Прикрыв глаза, Шота прикинул в уме, что такого важного мог найти его ученик, что не требует отлагательств. Понимая, что спокойствие, умиротворение и прочие синонимы ему ближайшее время будут только сниться, он отложил ручку и почти готовый документ.


– Я весь во внимании.


Мидория подошёл ближе к столу и положил выписку на деревянную поверхность.


– Мы должны изменить курс лечения.


Так. Теперь хотя бы понятно, откуда мешки под глазами у вечно соблюдающего режим врача. Мидория всю ночь изучал историю болезни седьмого номера и нашёл что-то, что, по его мнению, не сходится с действительностью.


– Притормози, – Шота взял рецепт и пробежался глазами, перечитывая лекарства. – Сдаётся мне, что недосып на тебя плохо влияет. Ты понимаешь, сколько нужно проделать процедур для этого?


– Я все прекрасно знаю, мы в силах это сделать.


– Сначала уточни, "мы" – это кто?


Юноша хлопал глазами, растерявшись.
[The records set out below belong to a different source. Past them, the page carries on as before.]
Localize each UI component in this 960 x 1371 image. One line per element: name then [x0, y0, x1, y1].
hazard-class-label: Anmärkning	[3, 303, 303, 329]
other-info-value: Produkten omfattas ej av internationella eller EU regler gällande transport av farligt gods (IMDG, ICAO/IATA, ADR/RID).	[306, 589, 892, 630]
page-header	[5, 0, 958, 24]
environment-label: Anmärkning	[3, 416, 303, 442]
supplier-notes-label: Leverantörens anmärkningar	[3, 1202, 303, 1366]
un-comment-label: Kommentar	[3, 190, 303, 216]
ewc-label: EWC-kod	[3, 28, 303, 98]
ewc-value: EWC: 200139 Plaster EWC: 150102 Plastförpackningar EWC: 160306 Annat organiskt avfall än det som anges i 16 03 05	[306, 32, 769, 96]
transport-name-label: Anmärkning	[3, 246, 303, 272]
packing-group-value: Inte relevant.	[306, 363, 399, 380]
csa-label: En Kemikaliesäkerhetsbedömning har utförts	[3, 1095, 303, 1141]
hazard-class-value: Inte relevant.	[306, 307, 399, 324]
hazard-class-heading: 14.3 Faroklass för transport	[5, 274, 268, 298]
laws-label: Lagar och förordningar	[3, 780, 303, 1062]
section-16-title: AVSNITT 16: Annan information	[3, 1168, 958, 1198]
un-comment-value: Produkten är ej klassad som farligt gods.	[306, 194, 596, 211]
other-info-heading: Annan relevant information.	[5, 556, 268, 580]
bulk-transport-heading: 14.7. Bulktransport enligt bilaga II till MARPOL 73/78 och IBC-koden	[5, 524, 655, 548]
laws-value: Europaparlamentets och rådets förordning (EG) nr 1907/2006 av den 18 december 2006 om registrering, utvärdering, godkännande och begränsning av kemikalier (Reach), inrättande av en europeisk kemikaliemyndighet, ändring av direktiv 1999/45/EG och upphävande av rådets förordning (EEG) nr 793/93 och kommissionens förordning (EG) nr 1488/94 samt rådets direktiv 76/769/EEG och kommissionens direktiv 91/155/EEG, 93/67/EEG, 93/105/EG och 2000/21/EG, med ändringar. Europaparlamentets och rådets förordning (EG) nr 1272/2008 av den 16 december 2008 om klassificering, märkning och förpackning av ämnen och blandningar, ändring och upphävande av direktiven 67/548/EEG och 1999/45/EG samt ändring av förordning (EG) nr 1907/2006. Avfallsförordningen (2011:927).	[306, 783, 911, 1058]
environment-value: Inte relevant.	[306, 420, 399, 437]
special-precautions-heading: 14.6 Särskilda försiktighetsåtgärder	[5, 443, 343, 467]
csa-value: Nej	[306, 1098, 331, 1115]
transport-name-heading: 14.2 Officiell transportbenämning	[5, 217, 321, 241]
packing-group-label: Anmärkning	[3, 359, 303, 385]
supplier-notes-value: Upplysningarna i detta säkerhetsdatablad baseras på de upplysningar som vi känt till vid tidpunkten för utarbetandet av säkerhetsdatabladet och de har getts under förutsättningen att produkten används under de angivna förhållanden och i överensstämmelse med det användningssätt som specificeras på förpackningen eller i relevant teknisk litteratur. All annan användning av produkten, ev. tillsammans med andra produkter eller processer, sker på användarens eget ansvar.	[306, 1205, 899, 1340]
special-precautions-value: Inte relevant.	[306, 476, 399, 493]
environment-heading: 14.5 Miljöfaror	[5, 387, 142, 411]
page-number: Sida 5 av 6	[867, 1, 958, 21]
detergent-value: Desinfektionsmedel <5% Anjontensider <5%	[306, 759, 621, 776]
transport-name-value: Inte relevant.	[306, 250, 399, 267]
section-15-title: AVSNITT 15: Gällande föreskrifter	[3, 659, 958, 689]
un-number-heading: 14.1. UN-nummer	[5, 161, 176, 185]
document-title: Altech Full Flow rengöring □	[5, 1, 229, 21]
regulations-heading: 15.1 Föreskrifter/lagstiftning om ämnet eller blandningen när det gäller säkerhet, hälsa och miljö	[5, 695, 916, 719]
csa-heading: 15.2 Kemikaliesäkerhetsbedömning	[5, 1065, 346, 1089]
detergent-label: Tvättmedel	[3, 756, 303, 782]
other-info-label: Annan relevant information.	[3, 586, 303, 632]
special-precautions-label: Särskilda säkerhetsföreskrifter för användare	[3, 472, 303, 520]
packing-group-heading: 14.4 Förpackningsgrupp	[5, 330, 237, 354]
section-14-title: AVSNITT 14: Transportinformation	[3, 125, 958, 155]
Вопрос застал его врасплох.


– Мы с вами, Айзава-сенсей.


– Исключено, – такой тон от вечно спокойного, рационального и недосыпающего доктора можно было услышать редко.


Изуку не понимал, откуда такая категоричность и безучастность. Ведь это он научил Мидорию ещё студентом, что призвание врача – в любом направлении – спасать людей. И если есть возможность, почему нет?


– Я не понимаю вас, – признался парень. – Возможно, это единственный способ помочь Катсуки. Мы должны попробовать.


– Когда этого "возможно" не будет, тогда и поговорим, – Айзава совсем не хотел выслушивать ни про седьмого, ни про кого-либо ещё.


Всё, что для него имело значение в данную минуту, – это злосчастный документ о выписке женщины с суицидальными наклонностями и до жути неудобный диван, который при полном отсутствии должного сна казался царским ложем. Но видеть расстроенного Изуку было выше его сил. Этот задорный парниша дарит всему отделению позитивный настрой, что очень важно для врача.


– Приведи мне неоспоримые факты, на основе которых будет составлен новый рецепт, – в еловых глазах заиграл огонёк надежды, что после разжёг пламя решимости. – А сейчас, будь добр, покинь мой кабинет и готовься к рабочему дню.


Мидория опрокинул своё обычное "спасибо, Айзава-сенсей" и удалился, совсем забыв про листок, который вновь перечитывал главврач, после чего поднялся и подошёл к окну, встречая очередное теплое утро.


– Из всех пропастей ты выбрал Марианскую впадину.